Enhorabuena al autor, una inspiración ejemplar…
Si para que nos sometamos al martirio pues va a ser que no.
El Cesar a los leones una equivocación que intento remediar Espartaco viendo como masacraban a miles en los circos romanos. Quo Vadis, donde vas señor vengo con la espada a matarte Neron de los cojones.
Lo de ir de martir por la vida como no que cruz ni que cruz esa es la excusa perfecta para aguantar todo,
Si Dios bajara a la Tierra, sólo diría cuatro palabras:
NO HABÉIS ENTENDIDO NADA.
Resistencia.
Pues vale.Lo que nos viene encima es inimaginable probablemente entre el otoño y el invierno.
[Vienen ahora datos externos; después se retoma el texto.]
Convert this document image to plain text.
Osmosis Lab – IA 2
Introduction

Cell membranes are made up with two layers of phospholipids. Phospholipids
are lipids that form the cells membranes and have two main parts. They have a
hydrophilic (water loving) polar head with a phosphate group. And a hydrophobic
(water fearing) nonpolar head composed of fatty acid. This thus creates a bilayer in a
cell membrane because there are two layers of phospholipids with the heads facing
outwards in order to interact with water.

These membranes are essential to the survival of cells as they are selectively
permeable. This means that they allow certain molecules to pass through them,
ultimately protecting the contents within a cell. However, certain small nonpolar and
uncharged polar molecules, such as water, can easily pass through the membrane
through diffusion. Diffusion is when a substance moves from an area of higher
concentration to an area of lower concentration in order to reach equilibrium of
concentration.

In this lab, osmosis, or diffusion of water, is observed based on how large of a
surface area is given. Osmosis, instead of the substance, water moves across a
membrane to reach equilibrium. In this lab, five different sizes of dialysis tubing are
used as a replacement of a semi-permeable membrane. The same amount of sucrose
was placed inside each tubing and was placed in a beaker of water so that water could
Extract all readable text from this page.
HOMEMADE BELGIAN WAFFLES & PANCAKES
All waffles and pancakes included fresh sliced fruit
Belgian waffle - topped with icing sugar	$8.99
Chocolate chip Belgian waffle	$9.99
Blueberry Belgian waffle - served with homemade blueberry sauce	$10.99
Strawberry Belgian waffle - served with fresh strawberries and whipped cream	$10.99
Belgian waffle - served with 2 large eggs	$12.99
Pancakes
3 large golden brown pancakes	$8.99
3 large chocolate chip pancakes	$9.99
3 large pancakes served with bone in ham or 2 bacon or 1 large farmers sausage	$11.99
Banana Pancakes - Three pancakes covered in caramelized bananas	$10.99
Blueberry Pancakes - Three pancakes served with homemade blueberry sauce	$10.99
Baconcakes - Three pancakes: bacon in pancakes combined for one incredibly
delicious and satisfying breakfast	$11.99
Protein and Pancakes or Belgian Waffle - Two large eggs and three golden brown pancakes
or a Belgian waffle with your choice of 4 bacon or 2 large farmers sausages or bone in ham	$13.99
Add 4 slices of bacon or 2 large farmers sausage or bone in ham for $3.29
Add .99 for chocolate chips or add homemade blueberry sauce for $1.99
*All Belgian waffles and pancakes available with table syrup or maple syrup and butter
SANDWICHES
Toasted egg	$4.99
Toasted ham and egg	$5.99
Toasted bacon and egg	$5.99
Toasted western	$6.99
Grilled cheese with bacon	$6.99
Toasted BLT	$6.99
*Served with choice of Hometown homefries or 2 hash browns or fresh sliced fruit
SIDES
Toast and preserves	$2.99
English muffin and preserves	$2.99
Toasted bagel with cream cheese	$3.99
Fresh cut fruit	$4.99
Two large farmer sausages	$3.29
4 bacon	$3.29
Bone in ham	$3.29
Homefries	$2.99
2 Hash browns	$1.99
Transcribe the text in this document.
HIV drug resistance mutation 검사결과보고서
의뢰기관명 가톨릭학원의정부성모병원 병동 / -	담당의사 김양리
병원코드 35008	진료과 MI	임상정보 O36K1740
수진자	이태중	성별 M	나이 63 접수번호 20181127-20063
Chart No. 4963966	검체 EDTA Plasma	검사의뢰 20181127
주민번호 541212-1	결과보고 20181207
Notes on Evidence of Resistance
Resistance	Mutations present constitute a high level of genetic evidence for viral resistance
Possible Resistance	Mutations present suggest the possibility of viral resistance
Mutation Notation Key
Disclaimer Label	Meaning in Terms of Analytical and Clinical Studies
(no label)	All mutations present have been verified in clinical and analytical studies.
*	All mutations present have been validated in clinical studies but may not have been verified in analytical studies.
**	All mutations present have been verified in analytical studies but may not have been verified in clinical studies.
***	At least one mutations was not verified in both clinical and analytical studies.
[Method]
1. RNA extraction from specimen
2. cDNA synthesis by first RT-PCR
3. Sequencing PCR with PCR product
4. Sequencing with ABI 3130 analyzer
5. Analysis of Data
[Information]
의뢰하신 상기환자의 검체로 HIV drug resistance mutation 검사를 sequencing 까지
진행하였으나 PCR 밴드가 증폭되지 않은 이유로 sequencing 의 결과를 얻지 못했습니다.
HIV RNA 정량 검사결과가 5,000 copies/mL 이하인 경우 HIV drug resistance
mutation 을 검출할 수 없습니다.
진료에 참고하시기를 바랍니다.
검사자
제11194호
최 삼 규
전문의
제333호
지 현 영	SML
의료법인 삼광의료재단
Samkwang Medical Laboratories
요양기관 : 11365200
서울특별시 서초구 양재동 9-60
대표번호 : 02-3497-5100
La gente ya han olvidado el confinamiento los hospitales improvisados,los cientos de ataúdes,cuando desinfectaban las calles o cuando te denunciaban por no usar el bozal.
Quizás cambiando de tema?,hablando de los Santos?…
Viene una desgracia muy grande a nivel mundial,que se puede hacer?,como dice el Padre Tamayo,por desgracia no vamos a poder hacer nada,en todo caso rezar,rezar y rezar.